Grace For The Journey
The Bible says in Exodus 20:4-5, “You shall not make for yourself an idol in the form of anything in heaven above or on the earth beneath or in the waters below. You shall not bow down to them or worship them; for I, the Lord your God, am a jealous God.”
When we read the second commandment, we may have a tendency to think this word was for a primitive people who made graven images of wood, stone, and gold. But if we think this is the limit of idolatry, we don’t fully understand the nature of our heart.
Granted, we may not bow down to a golden calf like the children of Israel did when they grew impatient waiting for Moses to return from his meeting with God on Mount Sinai. But let’s not kid ourselves! We bow down to countless other things that are just as dangerous, and often even more dangerous, because the danger is hard to see. See if any of the following “graven images” resonate with you at all:
- Money
- Work
- Sex
- Power
- Prestige
- Pleasure
- Position
- Applause of man
- Approval
- Education
- Relationships
This list could go on for pages. There are some things in that list that are “good” things;
The problem arises when we take a good thing and make it an ultimate thing;
then it becomes a bad thing – an idol.
Take church service as an example. That’s a very good thing. But when church service becomes an ultimate thing, displacing Jesus from the throne of your life, it has become a bad thing. This happens all the time! It is one of the things pastors like me have to guard against on a daily basis. We can so totally focus on serving God that we miss God altogether.
The Bible says in Jeremiah 16:20, “Will a man make gods for himself, which are not gods?”
When we turn anything other than Jesus into our “god,” the blessing we seek turns into a burden that can – and often does – bury us under its weight. These “gods” simply cannot deliver on their promises because they are not God!
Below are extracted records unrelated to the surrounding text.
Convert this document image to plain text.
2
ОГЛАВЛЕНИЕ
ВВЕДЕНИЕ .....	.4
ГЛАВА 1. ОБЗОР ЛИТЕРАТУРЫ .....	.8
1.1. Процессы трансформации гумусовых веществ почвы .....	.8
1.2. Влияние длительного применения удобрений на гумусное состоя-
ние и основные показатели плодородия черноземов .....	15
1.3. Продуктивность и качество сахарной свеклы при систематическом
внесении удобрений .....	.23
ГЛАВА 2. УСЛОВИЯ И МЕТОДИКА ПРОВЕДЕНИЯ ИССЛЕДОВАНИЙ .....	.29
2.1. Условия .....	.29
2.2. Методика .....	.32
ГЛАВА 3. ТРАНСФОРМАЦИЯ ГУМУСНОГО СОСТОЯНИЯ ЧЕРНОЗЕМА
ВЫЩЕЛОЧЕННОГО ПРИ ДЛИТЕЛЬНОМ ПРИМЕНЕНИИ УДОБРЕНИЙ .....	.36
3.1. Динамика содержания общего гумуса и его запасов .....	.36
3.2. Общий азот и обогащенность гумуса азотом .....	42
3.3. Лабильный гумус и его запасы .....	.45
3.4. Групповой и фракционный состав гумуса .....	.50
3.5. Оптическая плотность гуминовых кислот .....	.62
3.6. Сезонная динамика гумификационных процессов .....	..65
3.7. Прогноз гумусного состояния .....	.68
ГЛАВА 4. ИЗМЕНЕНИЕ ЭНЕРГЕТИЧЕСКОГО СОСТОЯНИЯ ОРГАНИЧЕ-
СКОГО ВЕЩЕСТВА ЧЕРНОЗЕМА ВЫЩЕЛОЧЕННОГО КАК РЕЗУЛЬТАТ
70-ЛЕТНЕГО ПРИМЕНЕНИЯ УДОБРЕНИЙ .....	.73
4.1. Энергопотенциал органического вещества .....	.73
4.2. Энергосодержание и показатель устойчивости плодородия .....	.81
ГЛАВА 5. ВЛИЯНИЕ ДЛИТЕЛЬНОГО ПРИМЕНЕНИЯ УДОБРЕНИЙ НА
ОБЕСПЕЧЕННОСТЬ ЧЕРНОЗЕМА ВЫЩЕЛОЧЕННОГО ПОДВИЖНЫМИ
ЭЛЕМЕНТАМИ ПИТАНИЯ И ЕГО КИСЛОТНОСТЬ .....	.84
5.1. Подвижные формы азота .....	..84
They promise help, but in times of trouble the help never arrives. What satisfaction they may yield today steals our joy tomorrow.
The idols we bow down to today always take more than they can ever give. Charles Spurgeon wrote, “Why are we so bewitched with vanities? We pity the poor heathen who adore a god of stone, and yet worship a god of gold.”
I’ve shared this quote from C.S. Lewis with you before, but it bears repeating here. “We are half-hearted creatures,” Lewis wrote in The Weight of Glory, “fooling about with drink and sex and ambition when infinite joy is offered us, like an ignorant child who wants to go on making mud pies in a slum because he cannot imagine what is meant by the offer of a holiday at sea. We are far too easily pleased.”
Only the truths of the Gospel can fill the longings of our hearts . . . and keep them filled too! The Gospel makes a promise: to meet you in your place of need and give you what you desperately need, but could never earn or deserve . . . and it delivers on that promise every time.
Everyone is living for something. And whatever that something is, it is your master. It consumes you. It enslaves you. In this life we will always be confronted with two choices. We can bow down to the one true, living God or we can bow down to something else. One will always bring life; the other brings death.
So . . . do you have any graven images in your life today? Is there something you might have missed seeing? Sexual immorality is easy to see; service to God is much more subtle. Becoming a slave to financial success sounds a lot like worshipping a golden idol; making our children the ultimate thing in our lives seems like such a good thing . . .
May the Lord purge us from our idolatry and lead us further up and further into our vision of the cross and the love that held Jesus on it. That is the only love that will deliver what it promises – and it delivers every time!
This is God Word … This is Grace for your Journey
… Rest And Rejoice In The Wonderful Truth!